Commitments came from a range of investor sectors, including insurance companies, national RIA platforms, family offices, financial institutions and endowments and foundations.
So far, Fund VI has acquired nine assets, with the investment total to date not revealed. Moreover, Hilltop said it has pinpointed more pipeline opportunities and expects to fully deploy the fund within the next couple of years.
Currently, Hilltop operates multifamily assets in 15 Southeast markets in the country. It manages 13,000 total units and a $3 billion portfolio.
The strategy for Hilltop on the acquisition front remains targeting growth markets where it can deploy capital improvements and maximize value on high-quality properties, according to Greg Finch, managing partner of the firm.
"Today's capital markets dislocation is creating an attractive entry point for well-capitalized operators, enabling us to acquire high-quality communities at compelling bases," he said.

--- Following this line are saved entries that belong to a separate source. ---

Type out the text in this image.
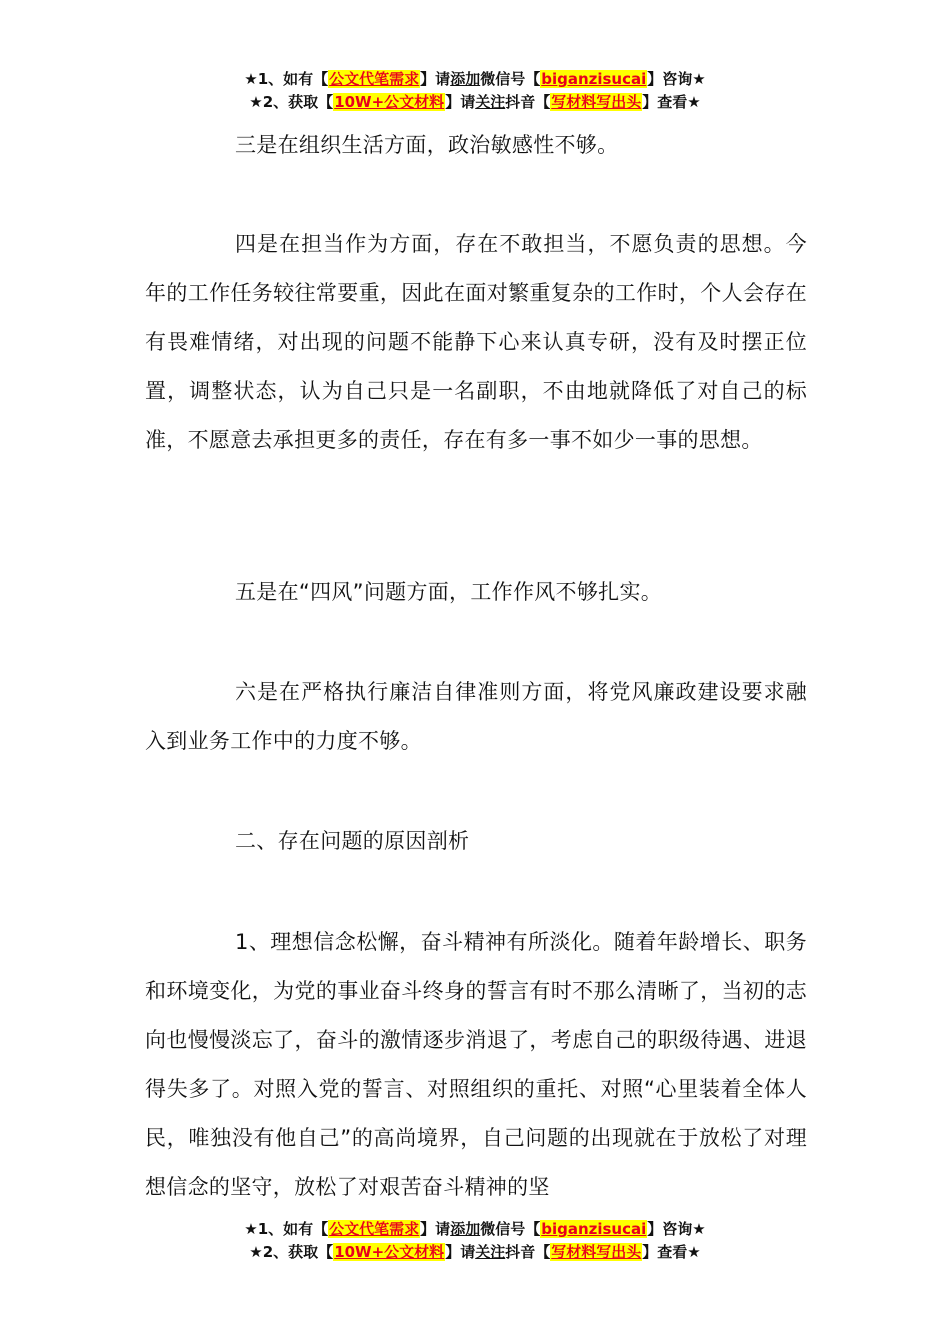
★1、如有【公文代笔需求】请添加微信号【biganzisucai】咨询★
★2、获取【10W+公文材料】请关注抖音【写材料写出头】查看★

三是在组织生活方面，政治敏感性不够。

四是在担当作为方面，存在不敢担当，不愿负责的思想。今年的工作任务较往常要重，因此在面对繁重复杂的工作时，个人会存在有畏难情绪，对出现的问题不能静下心来认真专研，没有及时摆正位置，调整状态，认为自己只是一名副职，不由地就降低了对自己的标准，不愿意去承担更多的责任，存在有多一事不如少一事的思想。

五是在“四风”问题方面，工作作风不够扎实。

六是在严格执行廉洁自律准则方面，将党风廉政建设要求融入到业务工作中的力度不够。

二、存在问题的原因剖析

1、理想信念松懈，奋斗精神有所淡化。随着年龄增长、职务和环境变化，为党的事业奋斗终身的誓言有时不那么清晰了，当初的志向也慢慢淡忘了，奋斗的激情逐步消退了，考虑自己的职级待遇、进退得失多了。对照入党的誓言、对照组织的重托、对照“心里装着全体人民，唯独没有他自己”的高尚境界，自己问题的出现就在于放松了对理想信念的坚守，放松了对艰苦奋斗精神的坚

★1、如有【公文代笔需求】请添加微信号【biganzisucai】咨询★
★2、获取【10W+公文材料】请关注抖音【写材料写出头】查看★
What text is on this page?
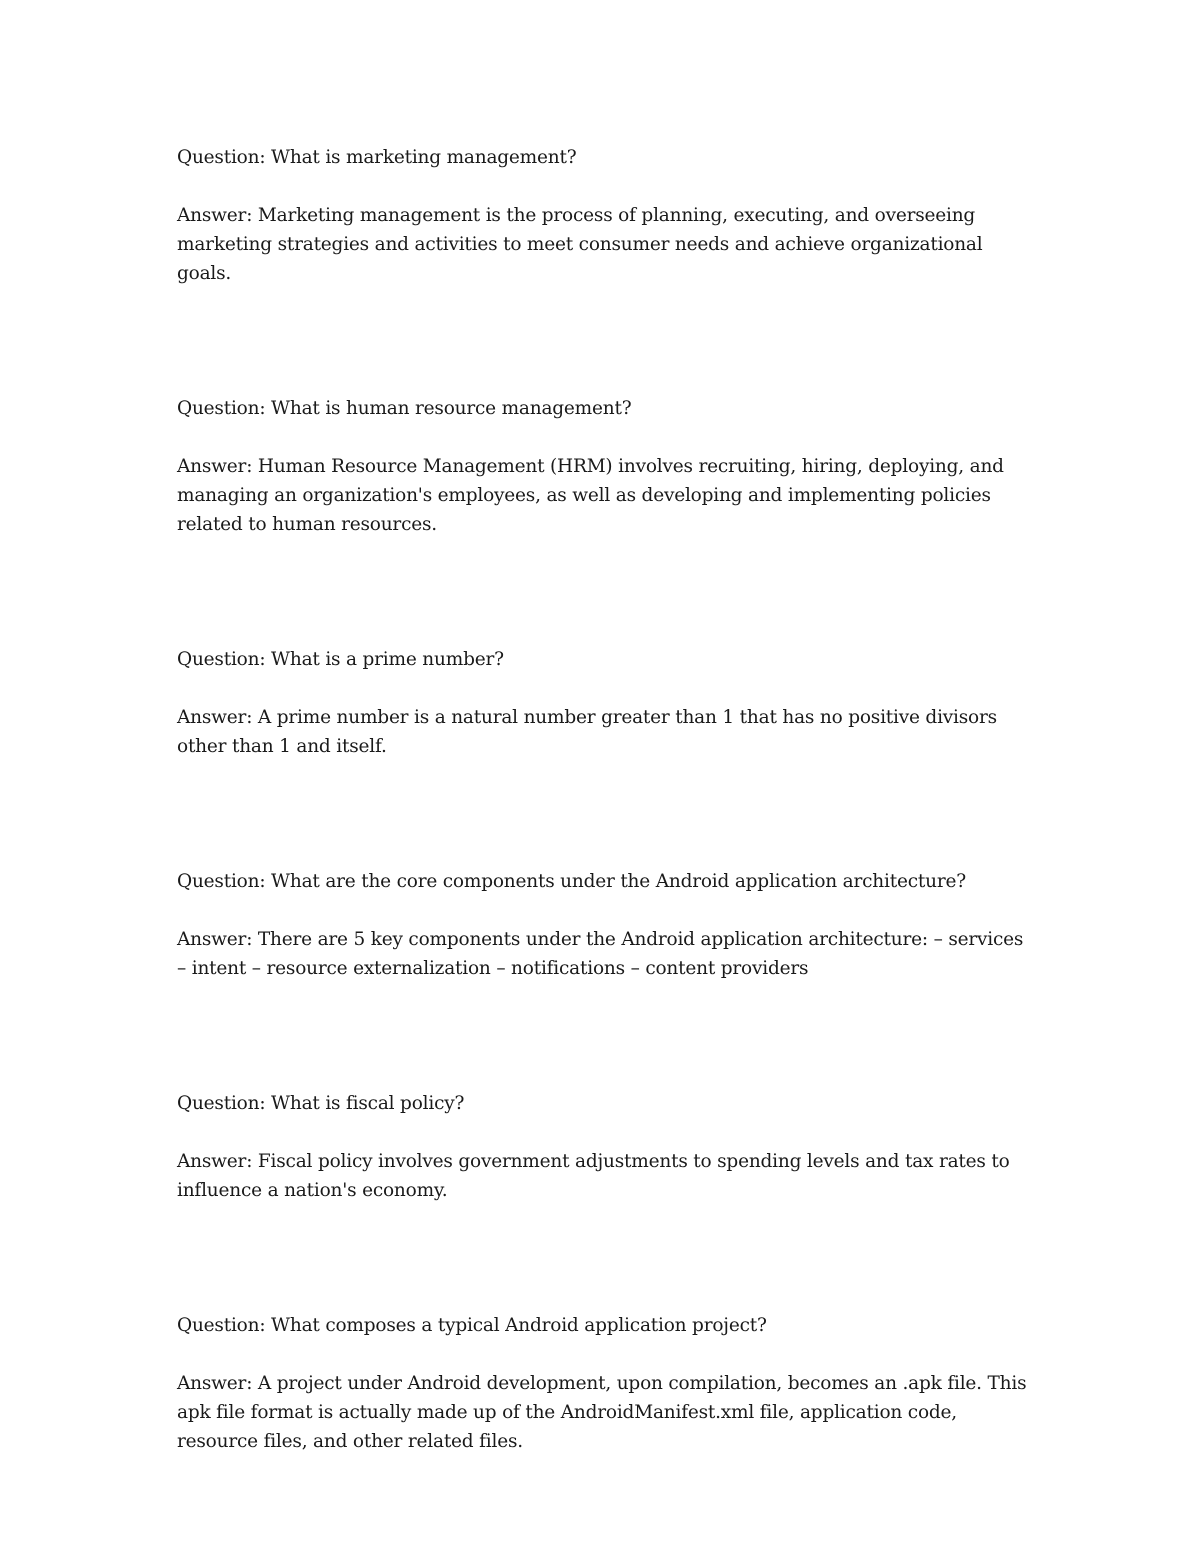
Question: What is marketing management?

Answer: Marketing management is the process of planning, executing, and overseeing marketing strategies and activities to meet consumer needs and achieve organizational goals.

Question: What is human resource management?

Answer: Human Resource Management (HRM) involves recruiting, hiring, deploying, and managing an organization's employees, as well as developing and implementing policies related to human resources.

Question: What is a prime number?

Answer: A prime number is a natural number greater than 1 that has no positive divisors other than 1 and itself.

Question: What are the core components under the Android application architecture?

Answer: There are 5 key components under the Android application architecture: – services – intent – resource externalization – notifications – content providers

Question: What is fiscal policy?

Answer: Fiscal policy involves government adjustments to spending levels and tax rates to influence a nation's economy.

Question: What composes a typical Android application project?

Answer: A project under Android development, upon compilation, becomes an .apk file. This apk file format is actually made up of the AndroidManifest.xml file, application code, resource files, and other related files.
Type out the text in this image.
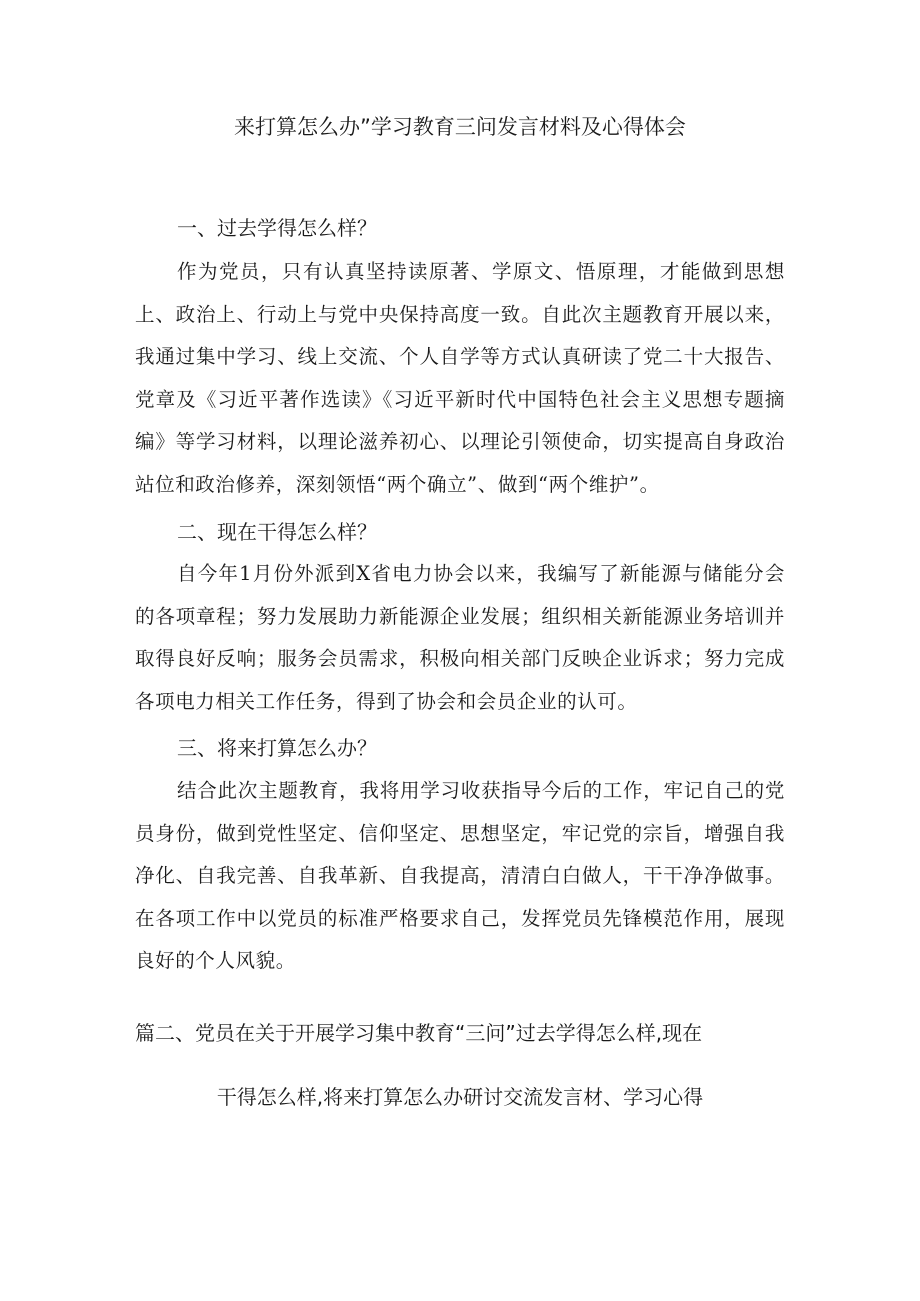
来打算怎么办”学习教育三问发言材料及心得体会
一、过去学得怎么样？

作为党员，只有认真坚持读原著、学原文、悟原理，才能做到思想上、政治上、行动上与党中央保持高度一致。自此次主题教育开展以来，我通过集中学习、线上交流、个人自学等方式认真研读了党二十大报告、党章及《习近平著作选读》《习近平新时代中国特色社会主义思想专题摘编》等学习材料，以理论滋养初心、以理论引领使命，切实提高自身政治站位和政治修养，深刻领悟“两个确立”、做到“两个维护”。

二、现在干得怎么样？

自今年1月份外派到X省电力协会以来，我编写了新能源与储能分会的各项章程；努力发展助力新能源企业发展；组织相关新能源业务培训并取得良好反响；服务会员需求，积极向相关部门反映企业诉求；努力完成各项电力相关工作任务，得到了协会和会员企业的认可。

三、将来打算怎么办？

结合此次主题教育，我将用学习收获指导今后的工作，牢记自己的党员身份，做到党性坚定、信仰坚定、思想坚定，牢记党的宗旨，增强自我净化、自我完善、自我革新、自我提高，清清白白做人，干干净净做事。在各项工作中以党员的标准严格要求自己，发挥党员先锋模范作用，展现良好的个人风貌。

篇二、党员在关于开展学习集中教育“三问”过去学得怎么样,现在
干得怎么样,将来打算怎么办研讨交流发言材、学习心得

"By targeting markets characterized by robust population growth, diversifying employment bases, and favorable business climates, Hilltop aims to capitalize on the structural tailwinds driving multifamily demand across the region."
The latest move for Hilltop marks the biggest fundraising on record for the company.
For the multifamily sector, March marked another tough month for rents, as new supply continues to put pressure on the sector. The average median for apartments was $1,669 across the 50 largest U.S. metros, down 1.5 percent year-over-year, according to a report from Realtor. Specifically, two-bedroom apartments are struggling the most, with rents declining by 1.7 percent to $1,859.